- Born: Nene Elsie Nwada Obianyo Imo state, Nigeria
- Education: University of Ibadan, University of Birmingham
- Occupation: Pedriatric Surgeon
- Organization(s): International College of Surgeons Nigerian, General Medical Council, Fellowship of the Royal Colleges of Surgeons, General Medical Council of Britain

= Nene Obianyo =

Nigerian paediatric surgeon

 Nene Elsie Nwada Obianyo is a Nigerian paediatric surgeon, delegate from Nigeria to the World Federation of Associations of Paediatric Surgeons and one of the two Nigerian surgeons who first successfully separated conjoined twins in Nigeria at the University of Nigeria Teaching Hospital (UNTH) Enugu in 1988.

== Early life and education ==
Obianyo was born in Imo state to the family of late Chief and Chief (Mrs) B.C.U. Agugua of Nkwerre in Imo with 11 siblings. She started her education journey at St. Michael's Primary School, Aba and then received the Orlu Divisional Scholarship Award in 1957 because of her brilliance and proceeded to attend St. Catherine's Girls' Secondary School, Nkwerre and then Queen's School Enugu for her Higher School Education and was the school prefect in 1964.
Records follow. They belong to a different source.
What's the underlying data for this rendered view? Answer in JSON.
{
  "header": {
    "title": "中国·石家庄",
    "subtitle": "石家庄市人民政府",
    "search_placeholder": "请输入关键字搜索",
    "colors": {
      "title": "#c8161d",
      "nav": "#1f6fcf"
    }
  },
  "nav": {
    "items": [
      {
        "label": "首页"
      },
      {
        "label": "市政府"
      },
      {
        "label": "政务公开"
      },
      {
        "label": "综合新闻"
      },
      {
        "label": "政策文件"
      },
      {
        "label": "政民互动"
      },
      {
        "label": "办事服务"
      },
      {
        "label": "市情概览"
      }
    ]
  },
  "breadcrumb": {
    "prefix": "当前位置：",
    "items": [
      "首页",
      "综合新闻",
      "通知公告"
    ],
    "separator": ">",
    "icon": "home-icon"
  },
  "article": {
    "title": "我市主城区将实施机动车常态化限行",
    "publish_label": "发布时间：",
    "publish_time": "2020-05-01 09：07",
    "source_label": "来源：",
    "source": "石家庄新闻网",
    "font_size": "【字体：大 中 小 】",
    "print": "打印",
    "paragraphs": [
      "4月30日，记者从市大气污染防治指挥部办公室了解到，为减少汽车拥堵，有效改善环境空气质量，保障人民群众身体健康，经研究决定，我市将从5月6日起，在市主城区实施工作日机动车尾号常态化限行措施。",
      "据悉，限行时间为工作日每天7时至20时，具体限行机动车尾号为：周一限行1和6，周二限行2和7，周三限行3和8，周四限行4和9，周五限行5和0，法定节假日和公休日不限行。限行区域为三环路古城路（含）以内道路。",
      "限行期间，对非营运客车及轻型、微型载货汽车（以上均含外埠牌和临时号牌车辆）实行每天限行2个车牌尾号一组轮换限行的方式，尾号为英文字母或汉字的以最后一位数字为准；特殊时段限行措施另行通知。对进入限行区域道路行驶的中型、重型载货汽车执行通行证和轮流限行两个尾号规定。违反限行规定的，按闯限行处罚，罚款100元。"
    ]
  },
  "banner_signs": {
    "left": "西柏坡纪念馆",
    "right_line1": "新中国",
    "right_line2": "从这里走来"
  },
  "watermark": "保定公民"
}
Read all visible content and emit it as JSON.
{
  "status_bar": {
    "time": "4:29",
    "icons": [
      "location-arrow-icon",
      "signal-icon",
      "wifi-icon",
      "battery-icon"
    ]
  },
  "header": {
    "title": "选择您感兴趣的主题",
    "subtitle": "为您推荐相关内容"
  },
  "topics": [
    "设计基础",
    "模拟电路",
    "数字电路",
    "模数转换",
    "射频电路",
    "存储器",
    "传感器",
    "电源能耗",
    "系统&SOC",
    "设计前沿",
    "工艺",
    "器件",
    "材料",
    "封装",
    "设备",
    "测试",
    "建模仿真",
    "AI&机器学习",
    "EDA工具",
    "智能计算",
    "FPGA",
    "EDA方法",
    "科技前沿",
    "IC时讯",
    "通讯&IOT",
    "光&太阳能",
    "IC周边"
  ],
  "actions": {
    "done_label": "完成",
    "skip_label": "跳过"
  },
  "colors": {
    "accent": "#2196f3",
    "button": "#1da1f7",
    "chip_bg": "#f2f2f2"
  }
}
In 1965, she gained admission to the University of Ibadan to study Medicine but the Nigerian Civil War of 1966 interrupted her studies and due to her relationship with the British Missionaries she was able to transfer to the University of Birmingham, England, where she obtained the Bachelor of Medicine and Bachelor of Surgery degree (MBChB) in 1970. In 1974, she passed the Higher Surgical Training in United Kingdom (Fellowship of the Royal Colleges of Surgeons, England) examination at the first attempt and qualified as a specialist general surgeon. She got the Commonwealth Scholarship Award between 1982 and 1983 and had further specialist training in Paediatric Surgery at the Children's Hospital, Birmingham, England.

== Career ==
Her first post was at Ibadan, where she worked there for only one year and then proceeded to College of Medicine, University of Nigeria, Enugu campus in 1974 where she served as head, Department of Surgery, head, Paediatric Surgery, College Dean, Deputy Provost and became a professor of paediatric surgery in 1992. She later moved to the College of Medicine, Enugu State University of Science and Technology where she served as the Provost between 2005 and 2011 and became an emeritus professor in 2005.

In 1988, she made history in clinical medicine in Nigeria as she was one of the two Nigerian surgeons who performed the first successful separation of conjoined twins in Nigeria at the University of Nigerian Teaching Hospital (UNTH) Enugu. In 1993, she successfully separated another set of conjoined twins involving the division of the conjoined liver. She gave a guest lecture titled 'Conjoined Twins – The Nigerian experience' at the scientific congress of the Association of Nigerian Physicians in the Americas at Chicago USA in 2002 and in 2003, she made a poster presentation of 'Conjoined Twins of UNTH' at the scientific conference of the British Association of Paediatric Surgeons. In Tokyo Japan in 2004, she made a scientific presentation titled 'The Challenges of Conjoined Twins' at the congress of the Medical Women International Association.